Chapitre 588/81572%~8 min de lecture1 500 mots

Heureusement, il n'y avait pas grand monde dans la salle de jeux ce matin-là.

Sinon, cette scène aurait suffi à rendre impossible à Tong Guirong de montrer sa figure dans le quartier.

Pourtant, la scène n'était pas finie.

Lin Mo jeta un coup d'œil à l'expression impassible de Tong Dong et ajouta lentement la phrase la plus cruciale.

« Surtout, il va entraîner Tong Dong dans sa chute. Rien que à cause de lui, Tong Dong est passé de premier de l'établissement à deuxième à cet examen final. »

Tong Dong : ???

Une rare trace de perplexité fêlée apparut sur son visage calme.

Et Longhair, qui était à l'origine rempli d'une juste indignation, se figea complètement en entendant « passé de premier de l'établissement à deuxième ».

Il ouvrit la bouche, mais tous les mots de dissuasion restèrent coincés dans sa gorge.

Oui, il savait mieux que personne quel genre de déchet était son frère, et il avait aussi vu de ses propres yeux à quel point l'enfant Tong Dong était prometteur.

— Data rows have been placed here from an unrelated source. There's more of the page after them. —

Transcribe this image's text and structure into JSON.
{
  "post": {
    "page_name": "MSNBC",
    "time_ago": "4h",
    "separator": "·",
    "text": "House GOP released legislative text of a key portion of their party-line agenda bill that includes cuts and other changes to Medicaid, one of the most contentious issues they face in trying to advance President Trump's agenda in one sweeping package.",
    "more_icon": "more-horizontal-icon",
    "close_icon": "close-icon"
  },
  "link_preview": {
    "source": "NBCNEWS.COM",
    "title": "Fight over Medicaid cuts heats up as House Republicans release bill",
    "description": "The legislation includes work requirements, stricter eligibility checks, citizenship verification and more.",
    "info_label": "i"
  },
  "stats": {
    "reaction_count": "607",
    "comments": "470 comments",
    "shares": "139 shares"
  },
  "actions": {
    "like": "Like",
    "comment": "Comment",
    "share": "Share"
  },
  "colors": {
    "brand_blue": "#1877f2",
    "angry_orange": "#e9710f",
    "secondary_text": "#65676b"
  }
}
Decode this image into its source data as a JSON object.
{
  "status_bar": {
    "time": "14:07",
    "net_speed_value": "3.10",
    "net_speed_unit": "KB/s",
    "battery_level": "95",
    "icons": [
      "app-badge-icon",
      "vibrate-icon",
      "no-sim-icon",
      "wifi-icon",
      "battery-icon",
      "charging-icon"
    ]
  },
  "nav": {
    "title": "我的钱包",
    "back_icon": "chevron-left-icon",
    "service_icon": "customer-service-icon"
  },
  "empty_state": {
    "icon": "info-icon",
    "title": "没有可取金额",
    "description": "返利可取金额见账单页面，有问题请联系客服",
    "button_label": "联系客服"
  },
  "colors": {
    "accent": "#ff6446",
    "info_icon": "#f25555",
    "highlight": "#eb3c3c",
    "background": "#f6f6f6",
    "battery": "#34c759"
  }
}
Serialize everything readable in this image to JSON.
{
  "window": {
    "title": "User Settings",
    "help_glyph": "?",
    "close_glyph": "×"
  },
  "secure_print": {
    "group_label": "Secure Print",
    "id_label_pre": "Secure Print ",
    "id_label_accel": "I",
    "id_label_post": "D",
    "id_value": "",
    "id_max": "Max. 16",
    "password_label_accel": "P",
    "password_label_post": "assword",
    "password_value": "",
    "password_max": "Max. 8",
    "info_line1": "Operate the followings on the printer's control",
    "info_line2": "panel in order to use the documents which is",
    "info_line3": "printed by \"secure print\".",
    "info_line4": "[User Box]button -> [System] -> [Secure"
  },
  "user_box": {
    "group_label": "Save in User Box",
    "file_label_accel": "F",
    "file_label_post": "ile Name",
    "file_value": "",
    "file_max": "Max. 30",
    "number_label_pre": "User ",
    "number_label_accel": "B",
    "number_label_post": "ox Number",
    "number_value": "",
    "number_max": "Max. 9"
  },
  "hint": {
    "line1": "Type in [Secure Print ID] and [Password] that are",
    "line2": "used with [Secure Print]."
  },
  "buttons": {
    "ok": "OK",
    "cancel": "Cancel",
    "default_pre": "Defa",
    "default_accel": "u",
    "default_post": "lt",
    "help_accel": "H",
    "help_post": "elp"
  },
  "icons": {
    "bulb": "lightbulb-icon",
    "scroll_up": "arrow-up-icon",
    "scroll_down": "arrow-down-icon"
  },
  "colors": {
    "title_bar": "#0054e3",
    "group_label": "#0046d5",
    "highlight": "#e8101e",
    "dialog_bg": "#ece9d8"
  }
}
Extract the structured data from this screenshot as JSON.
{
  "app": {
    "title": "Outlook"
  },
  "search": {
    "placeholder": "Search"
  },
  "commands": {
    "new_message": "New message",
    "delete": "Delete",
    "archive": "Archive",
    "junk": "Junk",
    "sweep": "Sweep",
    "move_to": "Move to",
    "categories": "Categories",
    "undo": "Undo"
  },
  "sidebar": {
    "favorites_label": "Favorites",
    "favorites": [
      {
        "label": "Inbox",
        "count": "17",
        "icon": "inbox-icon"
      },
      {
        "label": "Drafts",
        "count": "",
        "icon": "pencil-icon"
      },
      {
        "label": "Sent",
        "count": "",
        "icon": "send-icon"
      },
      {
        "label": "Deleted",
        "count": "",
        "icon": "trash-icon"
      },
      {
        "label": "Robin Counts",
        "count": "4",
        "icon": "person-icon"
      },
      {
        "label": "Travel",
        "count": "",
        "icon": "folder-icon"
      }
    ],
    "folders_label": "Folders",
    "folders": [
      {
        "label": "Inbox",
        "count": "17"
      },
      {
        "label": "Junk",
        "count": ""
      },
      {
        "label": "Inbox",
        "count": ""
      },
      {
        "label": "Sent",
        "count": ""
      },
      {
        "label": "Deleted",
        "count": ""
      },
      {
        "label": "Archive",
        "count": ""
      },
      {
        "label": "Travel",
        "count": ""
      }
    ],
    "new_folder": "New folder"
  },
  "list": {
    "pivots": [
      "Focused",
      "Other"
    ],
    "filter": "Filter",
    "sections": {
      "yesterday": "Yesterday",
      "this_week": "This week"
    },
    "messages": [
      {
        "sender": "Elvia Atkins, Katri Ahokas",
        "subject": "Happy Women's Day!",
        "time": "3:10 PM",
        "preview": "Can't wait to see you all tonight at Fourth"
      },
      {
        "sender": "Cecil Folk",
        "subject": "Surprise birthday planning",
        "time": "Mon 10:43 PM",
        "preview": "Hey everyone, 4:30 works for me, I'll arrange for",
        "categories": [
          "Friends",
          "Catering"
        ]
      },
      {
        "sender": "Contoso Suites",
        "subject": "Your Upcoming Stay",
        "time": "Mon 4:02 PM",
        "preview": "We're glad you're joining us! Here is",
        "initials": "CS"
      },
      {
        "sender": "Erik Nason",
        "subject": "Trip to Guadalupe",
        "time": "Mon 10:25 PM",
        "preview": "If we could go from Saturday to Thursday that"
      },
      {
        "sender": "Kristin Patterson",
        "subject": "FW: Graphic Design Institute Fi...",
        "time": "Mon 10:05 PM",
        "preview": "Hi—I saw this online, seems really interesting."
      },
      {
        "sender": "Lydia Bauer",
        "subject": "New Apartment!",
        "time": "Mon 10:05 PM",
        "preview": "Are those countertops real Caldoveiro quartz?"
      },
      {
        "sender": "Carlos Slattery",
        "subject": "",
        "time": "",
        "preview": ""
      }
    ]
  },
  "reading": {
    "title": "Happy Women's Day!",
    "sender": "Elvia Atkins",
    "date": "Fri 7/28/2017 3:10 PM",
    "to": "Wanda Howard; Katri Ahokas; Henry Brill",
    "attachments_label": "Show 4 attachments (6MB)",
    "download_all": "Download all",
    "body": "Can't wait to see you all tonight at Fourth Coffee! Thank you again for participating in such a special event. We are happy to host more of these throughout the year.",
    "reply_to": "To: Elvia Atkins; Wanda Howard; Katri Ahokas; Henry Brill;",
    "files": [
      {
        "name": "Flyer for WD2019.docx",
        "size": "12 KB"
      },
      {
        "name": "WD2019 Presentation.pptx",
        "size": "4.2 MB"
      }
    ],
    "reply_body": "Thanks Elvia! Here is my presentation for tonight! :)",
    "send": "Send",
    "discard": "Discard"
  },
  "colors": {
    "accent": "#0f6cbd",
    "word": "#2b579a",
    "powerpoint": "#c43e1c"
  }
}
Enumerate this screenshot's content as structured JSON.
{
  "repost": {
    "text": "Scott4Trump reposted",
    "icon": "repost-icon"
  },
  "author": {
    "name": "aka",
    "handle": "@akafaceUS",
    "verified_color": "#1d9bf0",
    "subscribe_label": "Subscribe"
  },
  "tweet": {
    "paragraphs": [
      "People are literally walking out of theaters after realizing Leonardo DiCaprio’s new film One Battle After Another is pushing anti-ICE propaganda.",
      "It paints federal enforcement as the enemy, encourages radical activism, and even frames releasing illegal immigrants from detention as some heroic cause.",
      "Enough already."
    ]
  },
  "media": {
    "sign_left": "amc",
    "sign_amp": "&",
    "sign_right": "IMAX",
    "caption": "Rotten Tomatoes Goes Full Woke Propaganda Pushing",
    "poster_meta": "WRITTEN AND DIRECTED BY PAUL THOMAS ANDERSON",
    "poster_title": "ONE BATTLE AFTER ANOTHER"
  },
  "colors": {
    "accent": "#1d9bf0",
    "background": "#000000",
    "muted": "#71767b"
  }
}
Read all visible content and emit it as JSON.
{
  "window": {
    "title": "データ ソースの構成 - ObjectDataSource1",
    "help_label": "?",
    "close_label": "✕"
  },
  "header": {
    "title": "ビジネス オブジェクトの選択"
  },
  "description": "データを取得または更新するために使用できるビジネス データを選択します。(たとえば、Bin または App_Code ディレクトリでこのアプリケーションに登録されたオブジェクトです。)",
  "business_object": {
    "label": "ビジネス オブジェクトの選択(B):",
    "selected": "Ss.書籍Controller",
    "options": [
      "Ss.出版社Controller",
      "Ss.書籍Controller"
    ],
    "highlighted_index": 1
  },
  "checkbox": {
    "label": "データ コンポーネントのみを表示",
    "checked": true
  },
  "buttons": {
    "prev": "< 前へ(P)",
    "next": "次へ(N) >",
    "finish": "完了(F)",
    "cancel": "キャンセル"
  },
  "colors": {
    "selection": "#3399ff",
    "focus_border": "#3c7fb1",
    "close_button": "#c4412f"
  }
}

S'il n'y avait pas eu leur amitié d'autrefois, il n'aurait pas laissé Tong Guirong rester dans sa salle de jeux.

Mais il avait aussi vu Tong Dong grandir. Maintenant que les choses en étaient arrivées là, il était pris au piège au milieu et ne pouvait contenter personne.

Longhair inspira profondément, comme s'il prenait une décision.

« Et si on faisait comme ça, Dongdong, tu demandes à ton ami de lâcher prise d'abord, et on en parle. »

Tong Dong ne dit pas un mot. Ses yeux calmes fixaient simplement l'homme au sol, comme un jeune loup acculé.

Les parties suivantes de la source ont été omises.